PRINCETON: Nobel economist Krugman sees slow recovery
Monday, October 26, 2009 5:31 PM EDT
By Lauren Otis, Staff Writer
PRINCETON -- The American fiscal system and economy avoided a total meltdown in the 2008 financial crisis, thanks to previously unheard of interventions by federal officials, but full economic recovery is likely to be years away, Nobel Laureate economist Paul Krugman told a large audience at McCosh Hall on the Princeton University campus.
”Apocalypse apparently not now,” was how Mr. Krugman, an economics professor at Princeton and New York Times columnist, described the crisis Wednesday afternoon.
Mr. Krugman won the Nobel Prize for economics last year for his work on international trade.
”So what is the crisis that we have experienced? The best way to look at it is we replayed the first year of the Great Depression,” Mr. Krugman said. “The good news is we do not appear to be replaying the second year of the Great Depression.”
Even so, the cost of the crisis in human terms — people who have lost jobs, homes or suffered economic hardship — has been huge, and recovery of jobs alone will take years, he said.

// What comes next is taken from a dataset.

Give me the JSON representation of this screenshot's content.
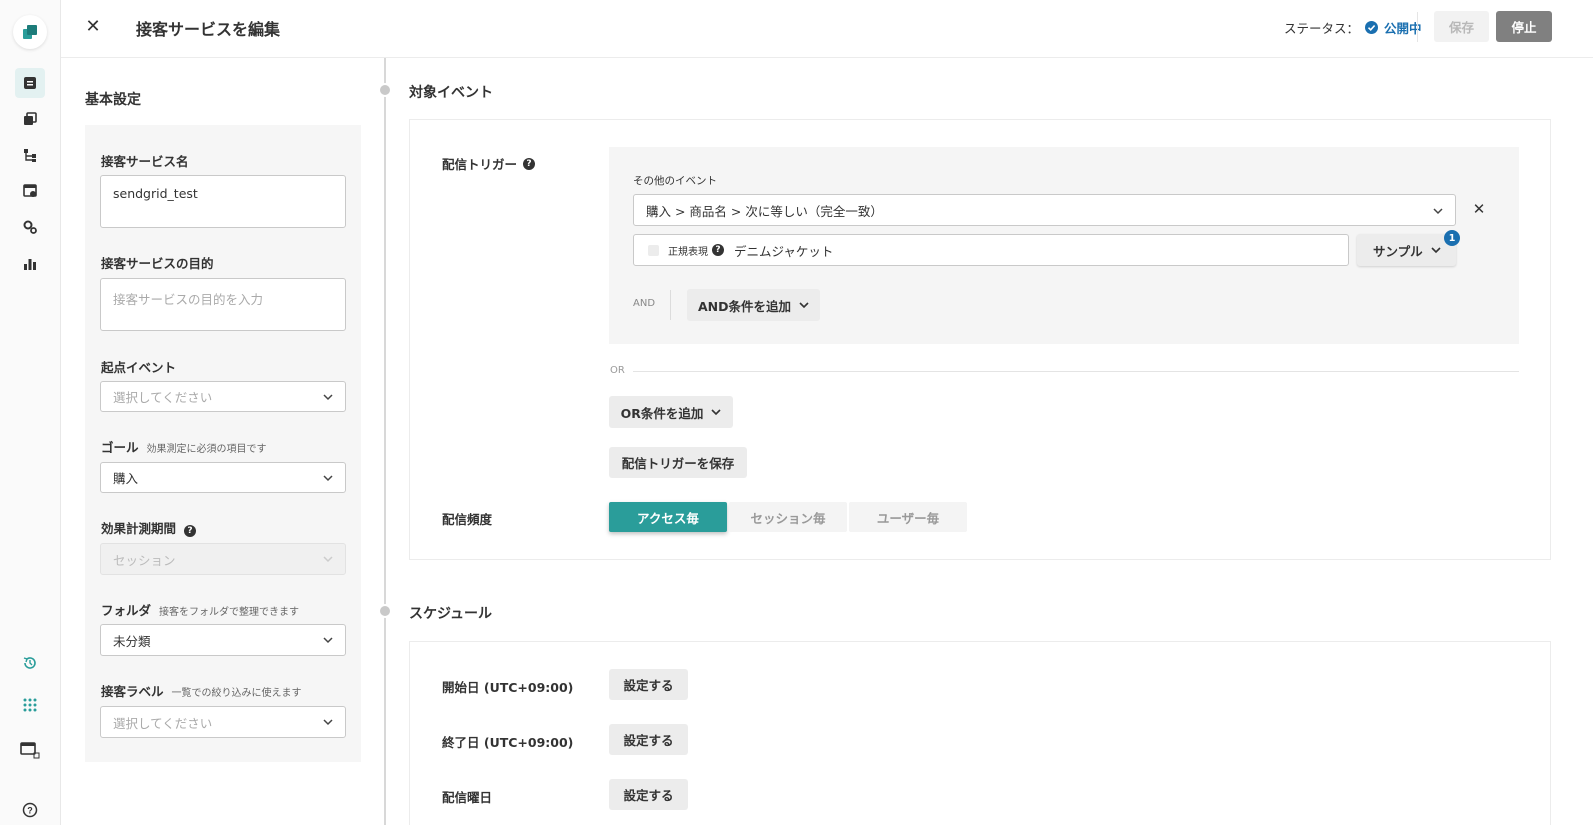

”Unless there is something out there on the horizon that is not evident now, this crisis in a sense is going to drag on for years. We are going to be in a depression-era economy for years,” Mr. Krugman said.
Further, in not imposing new restrictions and oversight on investment banks and other financial institutions when they have an opportunity to, federal officials may open the door for another meltdown, Mr. Krugman said.
”This crisis may go to waste, and we may end up well-positioned to have an even bigger one 10 years down the road,” he said.
The 2008 crisis was global and was set off by the bursting of a huge bubble in housing prices.
”When it did, it brought down a large part of the financial system with it,” Mr. Krugman said.
What emerged was a huge, almost completely unregulated and out-of-control shadow banking system, which was interlinked and froze in the crisis, he said.
”A few people saw that. I was not one of them. I did not understand how far gone we were,” Mr. Krugman said. “By 2007, the shadow banking system was bigger than the conventional banking system and almost completely unregulated.”
He said faith in both the public and private sectors that the private market would self-regulate and always operate were shown to be untrue in the crisis, when huge banking sectors — such as overnight “repo” loans and auction rate securities — simply dried up.
”A $350 billion piece of the banking system just disappeared,” he said of the auction rate market.
The interconnectedness of the financial system emerged when regulators allowed investment bank Lehman Brothers to fail, and the whole financial system nearly went with it, Mr. Krugman said.
Thereafter, huge injections of money into the system were made, initiated by the Federal Reserve Bank, with many institutions receiving large government investments, Mr. Krugman said.
Mr. Krugman gave credit to Ben Bernanke, chairman of the Federal Reserve and a former economics professor at Princeton, for understanding a meltdown on a scale with the Great Depression could happen today and acting rapidly and in unorthodox fashion to curtail the crisis. He said Mr. Bernanke’s urgency and the “extremely unconventional policies” he initiated had their roots in the Fed chairman’s academic papers on how the Asian financial crisis in the 1990s, particularly in Japan, could have been ameliorated.
Although the U.S. budget deficit for the fiscal year ended Sept. 30 has hit a record $1.4 trillion, Mr. Krugman said this spending was what avoided a repetition of the Great Depression.
”Deficits saved the world. It doesn’t mean they are all good. They are sustainable, but they saved the world,” he said.
Full recovery will take much longer, according to Mr. Krugman.
”When you have a depression that is triggered by a financial crisis, it tends to be a long time before you get full recovery, often five years or more,” he said.
He cited Japan’s “lost decade” where that country could not lift itself out of depression for more than 10 years following its own financial crisis in the 1990s.
”China is a major stumbling point to getting a recovery,” Mr. Krugman said, because it is determined to run a large trade surplus to the detriment of the world’s other economies.
Mr. Krugman said job losses might end in a few months, but reducing unemployment through job growth could take years.
”I am very much worried about a Japanese-style lost decade” in America, he said.